Georg Friedrich Handel : ESTHER, oratorio (version de 1720) HWV 50a

Esther : Rachel REDMOND, soprano

Mordecai : Zachary WILDER, ténor 

Ahasuerus / First Israelite : Nicholas SCOTT, ténor

Priest : Carlo VISTOLI, countertenor

Haman : Lisandro ABADIE, baryton-basse

Israelite Woman : Emmanuelle DEMUYTER, soprano

Alexandre JAMAR, ténor 

Boris MVUEZOLO, ténor 

Lysandre CHALONQ, basse

LE JEUNE CHOEUR DE PARIS (Richard WILBERFORCE)

Ensemble LE STAGIONI

Dir. Paolo ZANZU

Chef d'Orchestre : Paolo ZANZU

Rachel REDMOND & Carlo VISTOLI

Nicholas SCOTT & Zachary WILDER

Lisandro ABADIE

          Esther, héroïne biblique qui aurait sauvé le peuple israélien d’un massacre orchestré par Haman , héroïne féministe avant l’heure qui s'enhardie à se présenter devant le roi (en sachant que quiconque ose le faire est condamné à mort) pour plaider la cause de son peuple. Haendel s’est emparé de l’œuvre de Racine et en a fait son premier oratorio en 1720 alors qu’il séjournait à Cannons chez son mécène le duc de Chandos. Pour la première fois, les chœurs prennent une part conséquente (il composait au même moment ses 12 Chandos Anthems avec de nombreuses parties chorales). Chef d’œuvre absolument méconnu et rarement donné (ce n’est guère que la troisième fois que BAROQUENEWS saisi la chance de l‘entendre live (Karlsruhe en 2013 sous la direction de Michael Hofstetter et Cologne en 2021 dans une version en hébreu et pas vraiment convaincante) regorge de pages d’exception comme le chœur final, phénoménal, qui à lui seul mérite une écoute. Un chœur qui fait certainement parti du top 3 des plus grands chœurs de Haendel (l’Alleluia du Messie et “Praise the Lord” de Solomon, étant les deux autres). La première version, courte, celle qu’ont choisi judicieusement d’interpréter les artistes en cette soirée du 25 août 2022 à la basilique de Vézelay (en comparaison à la version de 1732, plus longue) a l’avantage de concentrer le drame dans un temps court d'une durée approximative d'1h30 tout en allant à l’essentiel du drame. D’ailleurs le chef Paolo Zanzu l’a fait jouer d’une traite en bissant bien entendu le chœur final, qui à lui seul dure une dizaine de minutes.           

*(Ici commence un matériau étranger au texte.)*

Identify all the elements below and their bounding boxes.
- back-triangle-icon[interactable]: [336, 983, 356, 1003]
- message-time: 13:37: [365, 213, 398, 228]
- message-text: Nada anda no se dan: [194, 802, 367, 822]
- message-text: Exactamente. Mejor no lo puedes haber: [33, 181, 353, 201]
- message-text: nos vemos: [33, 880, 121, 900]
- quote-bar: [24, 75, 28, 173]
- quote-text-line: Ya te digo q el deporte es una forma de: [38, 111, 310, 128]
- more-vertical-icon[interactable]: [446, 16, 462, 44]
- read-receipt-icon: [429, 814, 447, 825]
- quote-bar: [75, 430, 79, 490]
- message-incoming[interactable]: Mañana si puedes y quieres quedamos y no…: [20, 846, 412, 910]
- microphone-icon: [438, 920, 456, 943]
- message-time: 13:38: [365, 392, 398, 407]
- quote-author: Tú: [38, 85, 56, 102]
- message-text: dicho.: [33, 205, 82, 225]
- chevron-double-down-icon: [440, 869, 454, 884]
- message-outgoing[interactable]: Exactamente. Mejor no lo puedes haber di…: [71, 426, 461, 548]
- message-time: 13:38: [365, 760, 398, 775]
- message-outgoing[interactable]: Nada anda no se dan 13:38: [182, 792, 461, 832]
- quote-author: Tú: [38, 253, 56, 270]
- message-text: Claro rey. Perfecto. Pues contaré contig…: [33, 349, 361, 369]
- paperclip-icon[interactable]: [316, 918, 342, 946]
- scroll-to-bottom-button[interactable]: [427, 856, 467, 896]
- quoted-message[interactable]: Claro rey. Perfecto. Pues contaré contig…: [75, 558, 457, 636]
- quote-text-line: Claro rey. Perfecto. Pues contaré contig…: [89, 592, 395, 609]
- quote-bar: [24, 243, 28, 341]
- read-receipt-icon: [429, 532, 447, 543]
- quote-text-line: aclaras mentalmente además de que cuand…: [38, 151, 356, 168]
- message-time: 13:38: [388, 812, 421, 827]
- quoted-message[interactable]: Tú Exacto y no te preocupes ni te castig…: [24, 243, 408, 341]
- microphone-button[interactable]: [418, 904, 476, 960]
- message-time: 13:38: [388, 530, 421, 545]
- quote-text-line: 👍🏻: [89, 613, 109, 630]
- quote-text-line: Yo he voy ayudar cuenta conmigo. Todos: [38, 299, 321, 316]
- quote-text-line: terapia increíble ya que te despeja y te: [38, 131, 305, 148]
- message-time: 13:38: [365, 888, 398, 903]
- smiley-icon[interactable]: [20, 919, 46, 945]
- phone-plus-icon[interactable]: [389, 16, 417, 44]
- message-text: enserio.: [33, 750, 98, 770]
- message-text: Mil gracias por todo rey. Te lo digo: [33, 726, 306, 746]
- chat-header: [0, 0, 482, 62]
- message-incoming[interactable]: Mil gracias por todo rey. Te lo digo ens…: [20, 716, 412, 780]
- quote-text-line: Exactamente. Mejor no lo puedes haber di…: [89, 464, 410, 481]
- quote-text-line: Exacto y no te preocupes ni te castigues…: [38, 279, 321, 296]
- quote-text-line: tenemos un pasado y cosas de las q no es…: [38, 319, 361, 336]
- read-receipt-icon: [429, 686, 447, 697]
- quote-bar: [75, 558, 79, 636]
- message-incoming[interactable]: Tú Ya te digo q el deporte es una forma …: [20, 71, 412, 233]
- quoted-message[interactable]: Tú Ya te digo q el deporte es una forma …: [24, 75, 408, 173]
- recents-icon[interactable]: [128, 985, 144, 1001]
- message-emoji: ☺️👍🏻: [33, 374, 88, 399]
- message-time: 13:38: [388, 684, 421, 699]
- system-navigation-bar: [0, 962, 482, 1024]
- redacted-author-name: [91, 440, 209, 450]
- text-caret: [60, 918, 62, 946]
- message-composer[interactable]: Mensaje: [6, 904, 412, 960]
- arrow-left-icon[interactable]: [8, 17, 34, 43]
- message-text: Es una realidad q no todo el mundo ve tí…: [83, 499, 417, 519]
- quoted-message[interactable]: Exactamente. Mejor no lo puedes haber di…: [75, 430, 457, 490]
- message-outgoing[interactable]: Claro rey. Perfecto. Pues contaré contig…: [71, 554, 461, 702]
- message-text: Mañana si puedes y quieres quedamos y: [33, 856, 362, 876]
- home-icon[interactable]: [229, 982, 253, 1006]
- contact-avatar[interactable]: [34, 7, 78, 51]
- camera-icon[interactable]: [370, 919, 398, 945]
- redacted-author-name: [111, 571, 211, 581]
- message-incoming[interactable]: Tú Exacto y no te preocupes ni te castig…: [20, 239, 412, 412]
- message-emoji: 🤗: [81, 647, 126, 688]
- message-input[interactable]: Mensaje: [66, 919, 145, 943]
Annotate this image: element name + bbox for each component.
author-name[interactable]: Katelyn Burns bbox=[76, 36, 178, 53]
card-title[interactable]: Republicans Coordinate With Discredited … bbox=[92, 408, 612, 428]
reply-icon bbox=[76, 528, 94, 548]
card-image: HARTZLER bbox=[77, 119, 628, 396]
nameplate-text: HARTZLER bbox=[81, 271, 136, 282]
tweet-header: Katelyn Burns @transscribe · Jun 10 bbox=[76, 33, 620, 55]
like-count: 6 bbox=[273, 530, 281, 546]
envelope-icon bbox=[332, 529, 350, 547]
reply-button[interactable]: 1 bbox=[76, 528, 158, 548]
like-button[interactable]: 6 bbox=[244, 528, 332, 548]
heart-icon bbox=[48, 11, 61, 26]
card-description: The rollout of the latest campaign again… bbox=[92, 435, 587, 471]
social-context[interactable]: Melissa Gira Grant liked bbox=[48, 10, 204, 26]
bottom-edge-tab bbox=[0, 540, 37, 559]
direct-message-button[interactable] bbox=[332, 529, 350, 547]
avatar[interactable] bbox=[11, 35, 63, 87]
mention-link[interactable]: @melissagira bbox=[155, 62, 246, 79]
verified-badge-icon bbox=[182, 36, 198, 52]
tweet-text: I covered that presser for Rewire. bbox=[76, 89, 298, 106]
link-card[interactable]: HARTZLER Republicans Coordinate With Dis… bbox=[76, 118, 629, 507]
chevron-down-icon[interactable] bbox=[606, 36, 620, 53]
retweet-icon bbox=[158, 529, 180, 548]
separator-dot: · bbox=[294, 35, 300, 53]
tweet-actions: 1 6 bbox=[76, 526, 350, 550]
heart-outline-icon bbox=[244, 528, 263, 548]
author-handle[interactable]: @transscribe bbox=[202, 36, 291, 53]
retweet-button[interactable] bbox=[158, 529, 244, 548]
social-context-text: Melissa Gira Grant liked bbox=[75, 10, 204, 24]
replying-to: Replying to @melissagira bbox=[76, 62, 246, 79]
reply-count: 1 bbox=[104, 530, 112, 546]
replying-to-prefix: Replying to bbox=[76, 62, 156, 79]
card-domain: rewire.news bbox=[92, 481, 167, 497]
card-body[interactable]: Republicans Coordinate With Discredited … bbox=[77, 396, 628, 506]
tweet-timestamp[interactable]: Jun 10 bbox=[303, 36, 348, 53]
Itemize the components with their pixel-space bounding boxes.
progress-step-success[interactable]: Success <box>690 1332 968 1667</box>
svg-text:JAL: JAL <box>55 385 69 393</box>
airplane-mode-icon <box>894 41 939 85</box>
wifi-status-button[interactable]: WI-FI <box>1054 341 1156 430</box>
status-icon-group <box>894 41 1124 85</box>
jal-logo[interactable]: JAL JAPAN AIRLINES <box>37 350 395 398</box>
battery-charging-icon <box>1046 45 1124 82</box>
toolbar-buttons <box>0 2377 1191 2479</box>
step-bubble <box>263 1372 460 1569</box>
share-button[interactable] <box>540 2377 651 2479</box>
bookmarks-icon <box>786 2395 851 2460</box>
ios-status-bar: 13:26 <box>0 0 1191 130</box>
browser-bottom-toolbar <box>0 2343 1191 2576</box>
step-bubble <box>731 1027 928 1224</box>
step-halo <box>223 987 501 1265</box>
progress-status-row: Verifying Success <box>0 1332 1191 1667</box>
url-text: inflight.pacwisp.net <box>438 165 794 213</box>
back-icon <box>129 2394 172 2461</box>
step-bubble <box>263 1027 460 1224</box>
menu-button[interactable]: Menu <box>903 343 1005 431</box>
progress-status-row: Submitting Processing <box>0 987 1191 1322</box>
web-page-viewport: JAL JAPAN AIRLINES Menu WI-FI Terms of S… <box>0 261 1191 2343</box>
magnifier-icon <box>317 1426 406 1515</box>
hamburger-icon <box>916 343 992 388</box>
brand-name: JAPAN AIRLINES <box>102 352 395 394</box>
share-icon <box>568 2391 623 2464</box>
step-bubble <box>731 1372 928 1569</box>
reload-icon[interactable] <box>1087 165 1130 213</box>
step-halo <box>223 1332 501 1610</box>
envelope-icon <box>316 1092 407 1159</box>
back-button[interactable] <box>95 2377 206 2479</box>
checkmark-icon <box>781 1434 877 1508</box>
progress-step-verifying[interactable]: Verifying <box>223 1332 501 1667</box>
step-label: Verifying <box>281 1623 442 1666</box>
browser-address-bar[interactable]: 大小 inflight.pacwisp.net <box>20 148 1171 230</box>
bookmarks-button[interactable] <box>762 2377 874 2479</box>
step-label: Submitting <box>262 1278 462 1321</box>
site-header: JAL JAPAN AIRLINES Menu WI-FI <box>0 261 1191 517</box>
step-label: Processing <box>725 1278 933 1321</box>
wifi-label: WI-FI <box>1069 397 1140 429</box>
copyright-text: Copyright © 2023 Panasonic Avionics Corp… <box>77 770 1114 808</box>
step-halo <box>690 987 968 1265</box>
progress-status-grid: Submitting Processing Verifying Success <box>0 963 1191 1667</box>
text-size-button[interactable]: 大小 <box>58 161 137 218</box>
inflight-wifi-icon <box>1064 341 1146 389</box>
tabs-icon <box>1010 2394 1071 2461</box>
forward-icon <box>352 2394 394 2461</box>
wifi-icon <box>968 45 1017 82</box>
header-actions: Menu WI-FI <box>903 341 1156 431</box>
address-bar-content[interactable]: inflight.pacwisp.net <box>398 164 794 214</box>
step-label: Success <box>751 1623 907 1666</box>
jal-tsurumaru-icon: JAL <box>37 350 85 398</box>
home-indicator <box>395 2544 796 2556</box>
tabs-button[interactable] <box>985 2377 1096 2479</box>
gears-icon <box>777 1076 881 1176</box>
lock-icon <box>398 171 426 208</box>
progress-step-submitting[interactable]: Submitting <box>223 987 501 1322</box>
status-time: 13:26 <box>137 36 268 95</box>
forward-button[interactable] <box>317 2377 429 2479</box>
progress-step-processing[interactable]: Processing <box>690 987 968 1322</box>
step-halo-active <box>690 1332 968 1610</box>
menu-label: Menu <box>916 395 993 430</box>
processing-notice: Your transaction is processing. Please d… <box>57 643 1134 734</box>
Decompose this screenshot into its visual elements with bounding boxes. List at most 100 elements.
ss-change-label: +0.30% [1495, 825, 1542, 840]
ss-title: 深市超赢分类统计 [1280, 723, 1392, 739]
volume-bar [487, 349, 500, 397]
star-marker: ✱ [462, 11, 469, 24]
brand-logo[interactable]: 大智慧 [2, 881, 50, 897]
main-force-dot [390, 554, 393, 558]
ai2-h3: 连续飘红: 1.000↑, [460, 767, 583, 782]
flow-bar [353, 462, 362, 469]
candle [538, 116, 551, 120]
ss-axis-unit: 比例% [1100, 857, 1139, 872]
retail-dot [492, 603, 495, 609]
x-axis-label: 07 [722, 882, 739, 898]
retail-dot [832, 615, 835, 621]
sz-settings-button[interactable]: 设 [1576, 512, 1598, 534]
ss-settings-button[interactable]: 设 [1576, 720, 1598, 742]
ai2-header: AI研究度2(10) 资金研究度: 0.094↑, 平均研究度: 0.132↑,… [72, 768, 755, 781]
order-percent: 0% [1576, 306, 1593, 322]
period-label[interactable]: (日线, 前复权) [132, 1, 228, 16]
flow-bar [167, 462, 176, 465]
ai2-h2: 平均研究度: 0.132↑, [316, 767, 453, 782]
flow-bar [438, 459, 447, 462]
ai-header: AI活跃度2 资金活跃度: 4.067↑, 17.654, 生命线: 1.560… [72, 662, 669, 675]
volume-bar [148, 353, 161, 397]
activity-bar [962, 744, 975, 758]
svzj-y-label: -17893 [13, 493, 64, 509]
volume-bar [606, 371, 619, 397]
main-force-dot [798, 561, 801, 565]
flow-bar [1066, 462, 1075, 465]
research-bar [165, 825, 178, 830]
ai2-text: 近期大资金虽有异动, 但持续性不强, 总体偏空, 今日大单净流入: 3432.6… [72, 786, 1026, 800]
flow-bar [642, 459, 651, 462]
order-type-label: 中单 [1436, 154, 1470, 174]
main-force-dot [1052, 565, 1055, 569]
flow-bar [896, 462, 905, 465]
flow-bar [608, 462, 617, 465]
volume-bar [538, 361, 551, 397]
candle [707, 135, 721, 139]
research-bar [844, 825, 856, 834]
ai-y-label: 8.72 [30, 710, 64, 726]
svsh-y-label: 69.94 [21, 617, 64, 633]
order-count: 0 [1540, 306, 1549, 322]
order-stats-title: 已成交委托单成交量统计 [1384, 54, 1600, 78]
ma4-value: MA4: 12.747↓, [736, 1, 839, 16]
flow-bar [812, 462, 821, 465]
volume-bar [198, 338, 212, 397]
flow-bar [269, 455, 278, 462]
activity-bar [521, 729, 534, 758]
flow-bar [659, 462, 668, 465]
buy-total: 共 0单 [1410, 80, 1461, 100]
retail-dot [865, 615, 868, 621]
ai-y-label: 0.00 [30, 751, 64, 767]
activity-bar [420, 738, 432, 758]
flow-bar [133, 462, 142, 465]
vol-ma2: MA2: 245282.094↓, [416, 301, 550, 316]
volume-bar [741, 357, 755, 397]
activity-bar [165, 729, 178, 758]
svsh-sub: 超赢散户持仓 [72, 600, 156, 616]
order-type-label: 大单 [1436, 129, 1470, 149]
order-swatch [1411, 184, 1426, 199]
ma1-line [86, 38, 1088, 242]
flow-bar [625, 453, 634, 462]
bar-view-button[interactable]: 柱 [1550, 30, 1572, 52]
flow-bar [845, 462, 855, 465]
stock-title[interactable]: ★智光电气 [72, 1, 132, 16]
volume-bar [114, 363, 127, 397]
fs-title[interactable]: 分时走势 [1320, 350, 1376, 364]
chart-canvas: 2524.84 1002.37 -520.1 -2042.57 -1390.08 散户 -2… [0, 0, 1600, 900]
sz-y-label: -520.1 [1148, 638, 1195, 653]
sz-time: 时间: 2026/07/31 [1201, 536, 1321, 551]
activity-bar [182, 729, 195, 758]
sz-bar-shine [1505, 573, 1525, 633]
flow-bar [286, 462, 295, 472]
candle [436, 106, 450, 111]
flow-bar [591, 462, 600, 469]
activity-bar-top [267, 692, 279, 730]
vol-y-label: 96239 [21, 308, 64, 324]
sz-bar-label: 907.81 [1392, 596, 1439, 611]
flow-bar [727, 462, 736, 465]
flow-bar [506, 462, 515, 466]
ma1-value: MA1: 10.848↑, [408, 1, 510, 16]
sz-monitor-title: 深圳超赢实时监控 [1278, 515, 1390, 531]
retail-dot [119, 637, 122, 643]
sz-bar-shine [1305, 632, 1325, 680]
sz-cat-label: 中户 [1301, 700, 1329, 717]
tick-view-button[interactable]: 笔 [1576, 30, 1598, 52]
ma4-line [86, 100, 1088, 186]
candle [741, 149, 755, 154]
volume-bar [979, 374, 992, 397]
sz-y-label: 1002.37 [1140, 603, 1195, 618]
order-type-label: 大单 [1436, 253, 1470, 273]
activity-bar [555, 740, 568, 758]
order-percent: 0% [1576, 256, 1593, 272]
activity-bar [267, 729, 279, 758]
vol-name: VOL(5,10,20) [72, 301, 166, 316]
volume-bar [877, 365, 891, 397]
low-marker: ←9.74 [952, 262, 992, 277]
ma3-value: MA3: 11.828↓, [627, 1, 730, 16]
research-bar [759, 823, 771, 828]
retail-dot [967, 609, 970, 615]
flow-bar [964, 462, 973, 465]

          Gros succès bien mérité pour des interprètes qui en ont donné une lecture fluide et intense avec des forces orchestrales et chorales de premier choix, en l’occurrence Le stagioni et Le Jeune Chœur de Paris. Tout s’enchaîne vite et bien. On est capable de suivre le déroulement des événements assez facilement. Ceci grâce également à l’implication et l’excellence des chanteurs solistes. Car la distribution réunie pour l’occasion frisait la perfection. A commencer par la sémillante et brillante soprano Rachel Redmond, tout à fait credible en Reine, tout à la fois fragile et touchante “Tears assist me” et impitoyable et véhémente face au tyran Haman “Flatt’ring tongue”. Et lorsqu’elle se met à pousser la note, elle envoie une salve d’harmoniques extraordinaire dans les oreilles. Nous avons pu l’apprécier déjà de nombreuses fois, et l’on se souvient de sa Bellezza (Il Trionfo del Tempo) à Tours, L’Allegro, il Penseroso de il Moderato à Beaune puis en tournée, sa magnifique Dalinda (Ariodante) à Göttingen et bien d’autres.            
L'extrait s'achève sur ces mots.